Un prix jugé trop élevé par les candidats
Le secrétaire national du PS, Olivier Faure, a défendu ce tarif en expliquant qu'il est nécessaire pour financer l'organisation du scrutin. Cependant, des candidats comme Anne Hidalgo et Arnaud Montebourg ont exprimé leur désaccord. Anne Hidalgo a déclaré : « Quinze euros, c'est trop cher pour de nombreux Français qui souhaitent participer à la vie démocratique. » Arnaud Montebourg a renchéri en proposant un tarif réduit à 5 euros pour les étudiants et les chômeurs.
Ce prix est comparé à celui des primaires de 2017, où le droit de vote était fixé à 1 euro, un montant symbolique. Cette augmentation de 1500 % est perçue comme un obstacle supplémentaire à la participation, dans un contexte où la défiance envers les partis politiques est déjà forte.
Des précédents dans d'autres partis
La pratique de faire payer les électeurs pour une primaire n'est pas nouvelle. En 2021, la primaire écologiste avait fixé un tarif de 10 euros, tandis que la primaire populaire de 2022 était gratuite. Les socialistes avaient également expérimenté un prix de 5 euros lors de la primaire de 2022, mais sans atteindre le niveau actuel. Cette augmentation intervient dans un contexte de finances tendues pour le parti, qui doit rembourser des dettes contractées lors des campagnes précédentes.

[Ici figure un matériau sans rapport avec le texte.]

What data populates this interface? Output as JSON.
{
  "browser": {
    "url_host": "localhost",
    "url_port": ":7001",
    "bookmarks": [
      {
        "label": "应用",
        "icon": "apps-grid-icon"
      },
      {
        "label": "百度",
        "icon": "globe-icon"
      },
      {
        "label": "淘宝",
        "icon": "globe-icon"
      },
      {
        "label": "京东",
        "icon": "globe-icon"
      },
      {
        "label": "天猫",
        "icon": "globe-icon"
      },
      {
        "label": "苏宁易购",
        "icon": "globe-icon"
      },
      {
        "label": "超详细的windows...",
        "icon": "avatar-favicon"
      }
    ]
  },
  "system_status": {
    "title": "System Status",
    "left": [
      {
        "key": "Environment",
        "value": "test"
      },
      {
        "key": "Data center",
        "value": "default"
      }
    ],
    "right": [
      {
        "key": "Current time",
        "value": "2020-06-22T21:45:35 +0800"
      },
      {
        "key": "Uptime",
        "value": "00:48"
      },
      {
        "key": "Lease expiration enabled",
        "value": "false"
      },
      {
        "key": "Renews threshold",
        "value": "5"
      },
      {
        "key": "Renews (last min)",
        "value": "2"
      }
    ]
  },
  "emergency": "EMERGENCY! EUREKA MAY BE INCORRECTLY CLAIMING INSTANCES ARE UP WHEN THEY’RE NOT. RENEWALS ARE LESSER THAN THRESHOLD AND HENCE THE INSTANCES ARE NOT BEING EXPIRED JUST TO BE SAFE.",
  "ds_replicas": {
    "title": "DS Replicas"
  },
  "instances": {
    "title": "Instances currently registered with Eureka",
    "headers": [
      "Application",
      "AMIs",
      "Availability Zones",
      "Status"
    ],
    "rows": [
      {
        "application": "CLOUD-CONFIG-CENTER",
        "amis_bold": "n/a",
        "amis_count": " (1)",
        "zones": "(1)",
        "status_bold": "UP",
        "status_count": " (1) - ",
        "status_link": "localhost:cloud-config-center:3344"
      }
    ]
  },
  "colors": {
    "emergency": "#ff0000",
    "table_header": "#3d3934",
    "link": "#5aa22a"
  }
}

Des arguments économiques et démocratiques
Les partisans du tarif de 15 euros avancent que ce montant permettra de couvrir les coûts logistiques (organisation des bureaux de vote, envoi des documents) et de garantir la sincérité du scrutin en limitant les votes multiples. Ils soulignent également que ce tarif reste inférieur à celui de nombreux concerts ou événements sportifs. Cependant, les opposants rétorquent que la démocratie ne devrait pas avoir un prix, et que cela pourrait favoriser les candidats bénéficiant d'un électorat plus aisé.
Une étude interne, révélée par Le Monde, indique que 67 % des sympathisants socialistes jugent ce prix excessif. Ce chiffre alimente le débat et pousse certains à demander un réexamen de la décision lors du prochain conseil national du parti, prévu pour septembre.
Quelles conséquences pour la participation ?
La question est désormais de savoir si ce tarif dissuadera une partie de l'électorat de gauche. Lors de la primaire de 2017, environ 1,5 million de personnes avaient participé. Une baisse de participation est redoutée, ce qui pourrait affaiblir la légitimité du vainqueur. Les candidats, eux, s'inquiètent de l'impact sur leur capacité à mobiliser au-delà des cercles militants.
Pour l'instant, la direction du PS maintient sa position, mais la pression monte. Des pétitions circulent en ligne, et plusieurs fédérations départementales ont annoncé qu'elles contesteraient la mesure lors du congrès. La décision finale pourrait être revue, mais le temps presse, car le premier tour est prévu pour novembre 2026.